Glaen hanya menanggapi dengan senyum tipis, menunjukkan kepercayaan dirinya yang tinggi. Ia mengabaikan protes Lilia sepenuhnya, seolah-olah perkataan Lilia tidak berarti apa-apa baginya. Tatapannya kembali tertuju pada Kai, menunjukkan fokusnya yang penuh pada rencana yang telah ia tetapkan. "Ya, menurutku itu tidak buruk," katanya, suaranya terdengar tenang dan yakin. "Manusia memang jarang memiliki mata merah, tapi itu bukan berarti tidak ada yang memiliki itu, kan?" Ucapnya dengan tegas dan penuh keyakinan.
"Jadi, apa yang harus kulakukan supaya bisa bergabung dengan Hunter?" Tanya Kai dengan mengalihkan topik pembicaraan.
Glaen menjawab dengan santai, "Oh, untuk itu, kau harus sekolah dulu."
Kai mengerutkan kening, "Apa?" Ia tidak mengerti maksud Glaen. Sekolah? Apa hubungannya sekolah dengan bergabung dengan Hunter? Ia merasa ada yang tidak beres.

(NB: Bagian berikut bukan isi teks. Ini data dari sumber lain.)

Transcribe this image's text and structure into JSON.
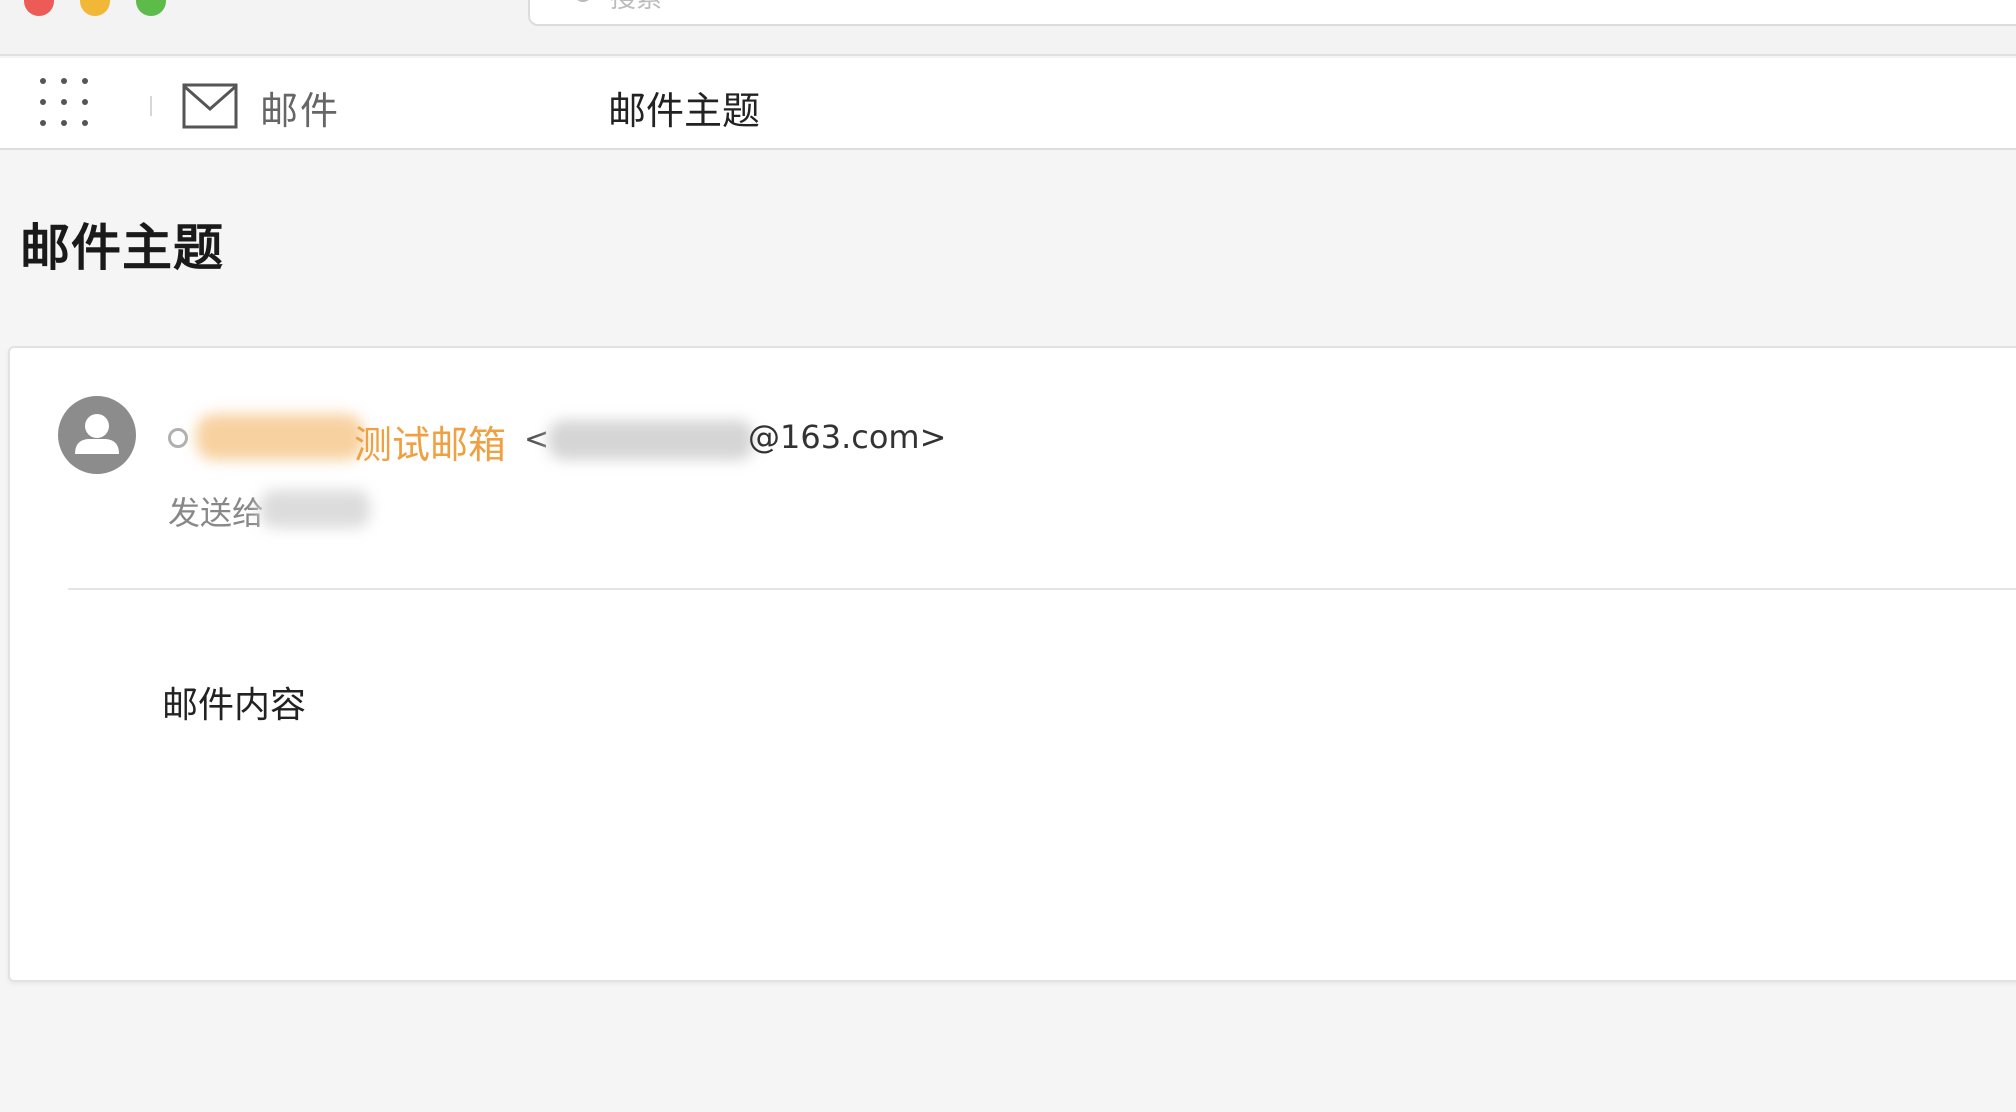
{
  "window": {
    "search_placeholder": "搜索"
  },
  "toolbar": {
    "app_name": "邮件",
    "subject": "邮件主题"
  },
  "message": {
    "subject": "邮件主题",
    "sender_name": "测试邮箱",
    "sender_address_open": "<",
    "sender_domain": "@163.com>",
    "send_to_label": "发送给",
    "body": "邮件内容"
  },
  "colors": {
    "sender_accent": "#f0a040",
    "background": "#f5f5f5",
    "card": "#ffffff"
  }
}
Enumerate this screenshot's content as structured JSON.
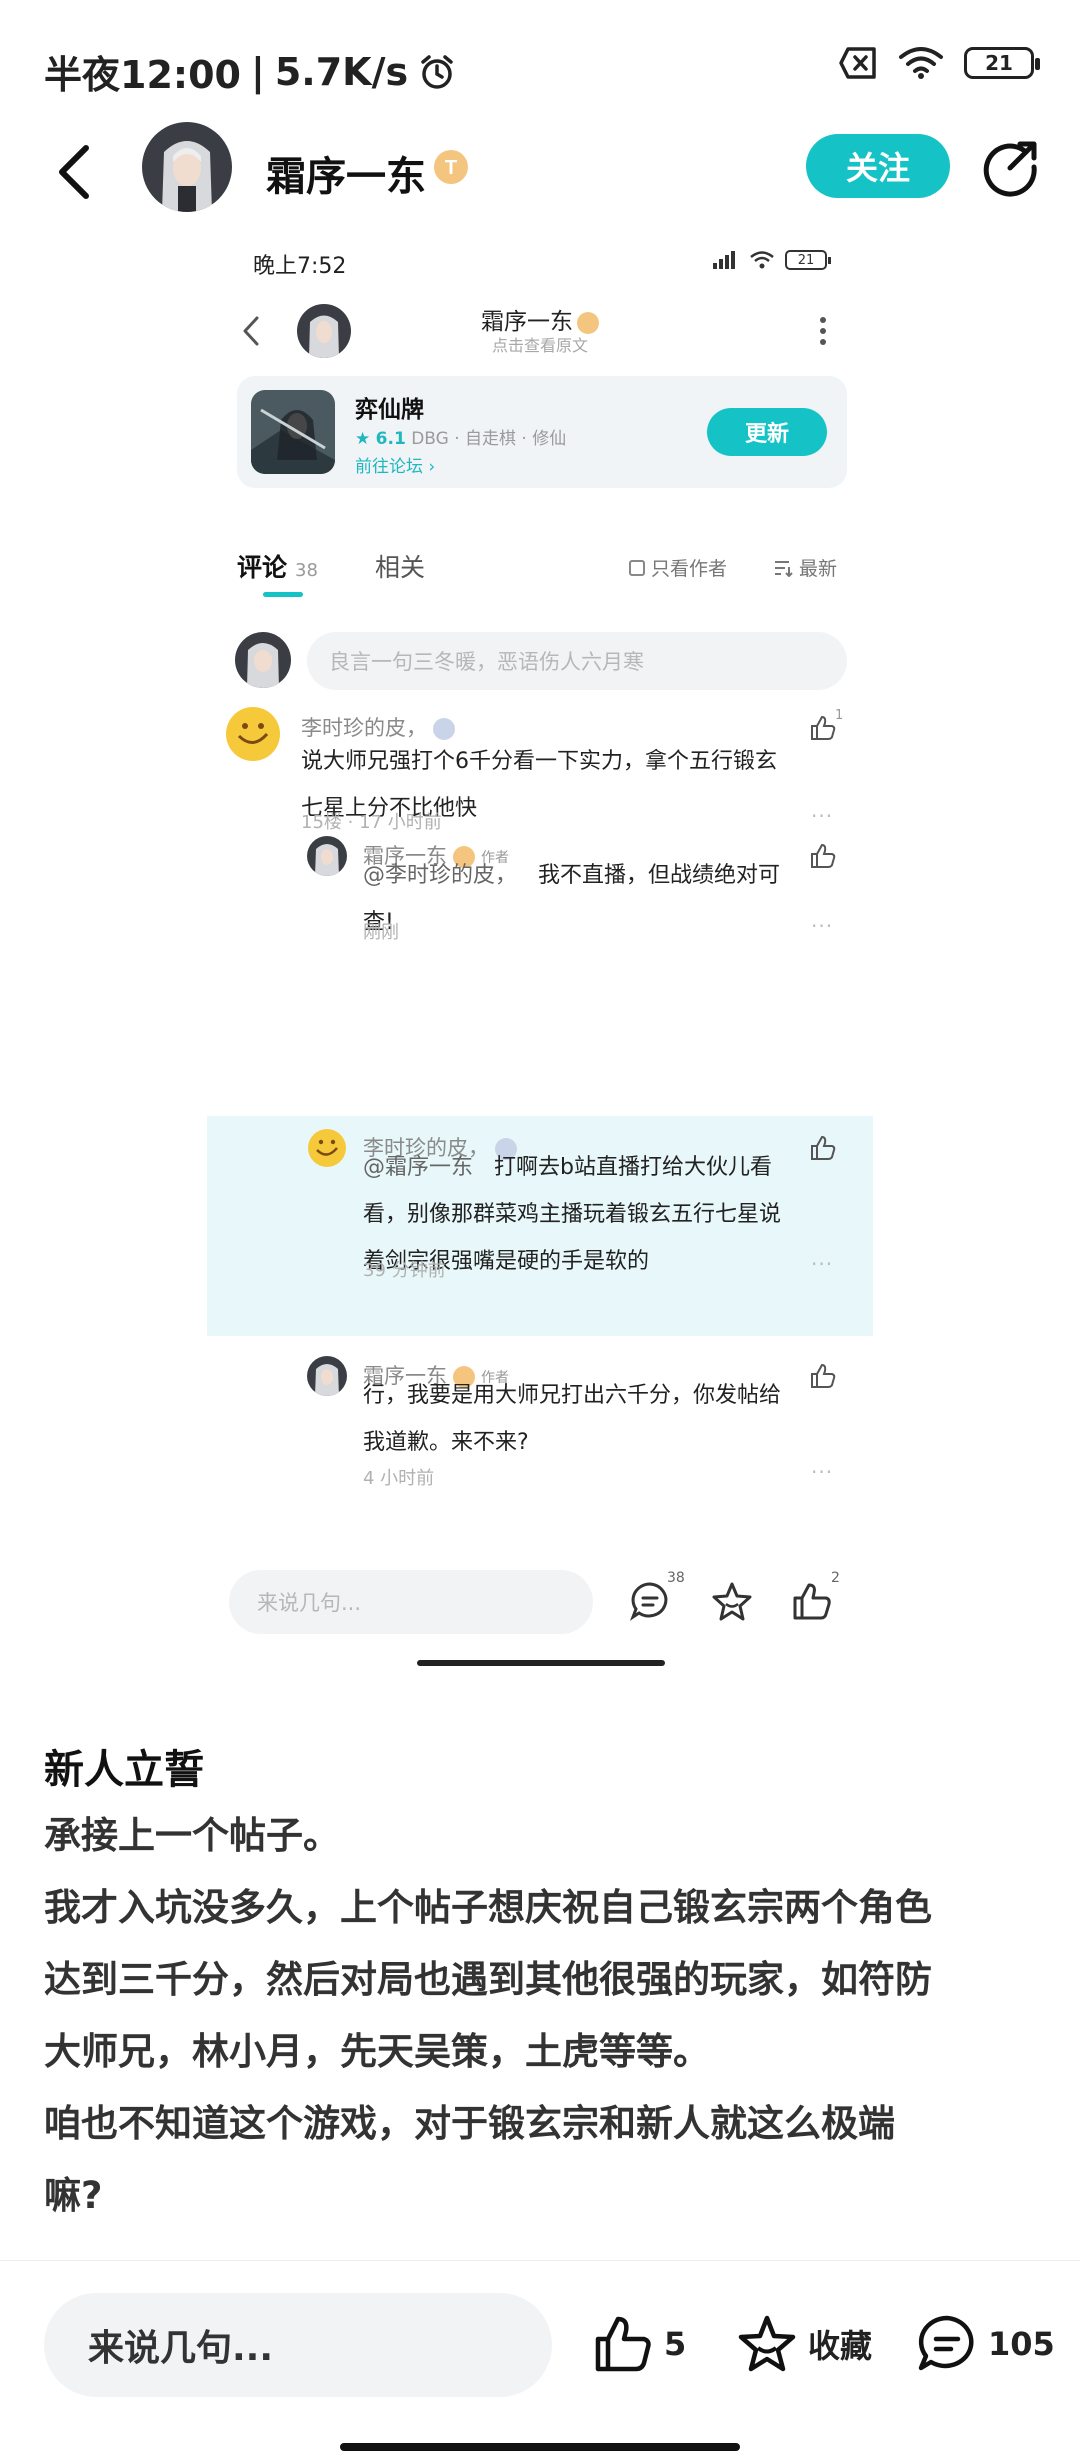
{
  "status": {
    "time": "半夜12:00",
    "separator": "|",
    "speed": "5.7K/s",
    "battery": "21"
  },
  "header": {
    "author_name": "霜序一东",
    "follow_label": "关注"
  },
  "embedded": {
    "status_time": "晚上7:52",
    "battery": "21",
    "title": "霜序一东",
    "subtitle": "点击查看原文",
    "game": {
      "name": "弈仙牌",
      "score": "6.1",
      "tags": "DBG · 自走棋 · 修仙",
      "forum_link": "前往论坛",
      "update_label": "更新"
    },
    "tabs": {
      "comments_label": "评论",
      "comments_count": "38",
      "related_label": "相关",
      "author_only_label": "只看作者",
      "newest_label": "最新"
    },
    "comment_placeholder": "良言一句三冬暖，恶语伤人六月寒",
    "comments": [
      {
        "name": "李时珍的皮，",
        "text_line1": "说大师兄强打个6千分看一下实力，拿个五行锻玄",
        "text_line2": "七星上分不比他快",
        "meta": "15楼 · 17 小时前",
        "likes": "1"
      },
      {
        "name": "霜序一东",
        "author_tag": "作者",
        "mention": "@李时珍的皮，",
        "text_line1": "我不直播，但战绩绝对可",
        "text_line2": "查!",
        "meta": "刚刚"
      },
      {
        "name": "李时珍的皮，",
        "mention": "@霜序一东",
        "text_line1": "打啊去b站直播打给大伙儿看",
        "text_line2": "看，别像那群菜鸡主播玩着锻玄五行七星说",
        "text_line3": "着剑宗很强嘴是硬的手是软的",
        "meta": "39 分钟前"
      },
      {
        "name": "霜序一东",
        "author_tag": "作者",
        "text_line1": "行，我要是用大师兄打出六千分，你发帖给",
        "text_line2": "我道歉。来不来?",
        "meta": "4 小时前"
      }
    ],
    "bottom": {
      "placeholder": "来说几句...",
      "comment_count": "38",
      "like_count": "2"
    }
  },
  "post": {
    "title": "新人立誓",
    "paragraphs": [
      "承接上一个帖子。",
      "我才入坑没多久，上个帖子想庆祝自己锻玄宗两个角色",
      "达到三千分，然后对局也遇到其他很强的玩家，如符防",
      "大师兄，林小月，先天吴策，土虎等等。",
      "咱也不知道这个游戏，对于锻玄宗和新人就这么极端",
      "嘛?"
    ]
  },
  "bottom_bar": {
    "placeholder": "来说几句...",
    "likes": "5",
    "favorite_label": "收藏",
    "comments": "105"
  },
  "colors": {
    "accent": "#15c3c6",
    "highlight": "#e8f7f9",
    "badge": "#f3c57f"
  }
}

Glaen tersenyum, tatapannya tampak penuh arti. "Ya, sekolah. Kau harus belajar banyak hal sebelum bisa bergabung dengan Hunter. Mereka tidak sembarangan menerima anggota baru. Kau harus memiliki pengetahuan, keahlian, dan strategi yang mumpuni. Kau harus bisa menganalisis situasi, merencanakan strategi, dan mengambil keputusan dengan cepat dan tepat. Semua itu tidak bisa didapatkan dengan mudah. Kau harus belajar, berlatih, dan mengasah kemampuanmu. Terutama kau tidak punya kemampuan dasar dari bertarung." kata Glaen, suaranya terdengar datar namun dengan sedikit nada sindiran. Ia mengamati Kai dari atas ke bawah, menilai kemampuan bertarungnya yang masih sangat minim, ini terlihat dari pertarungan sebelumnya.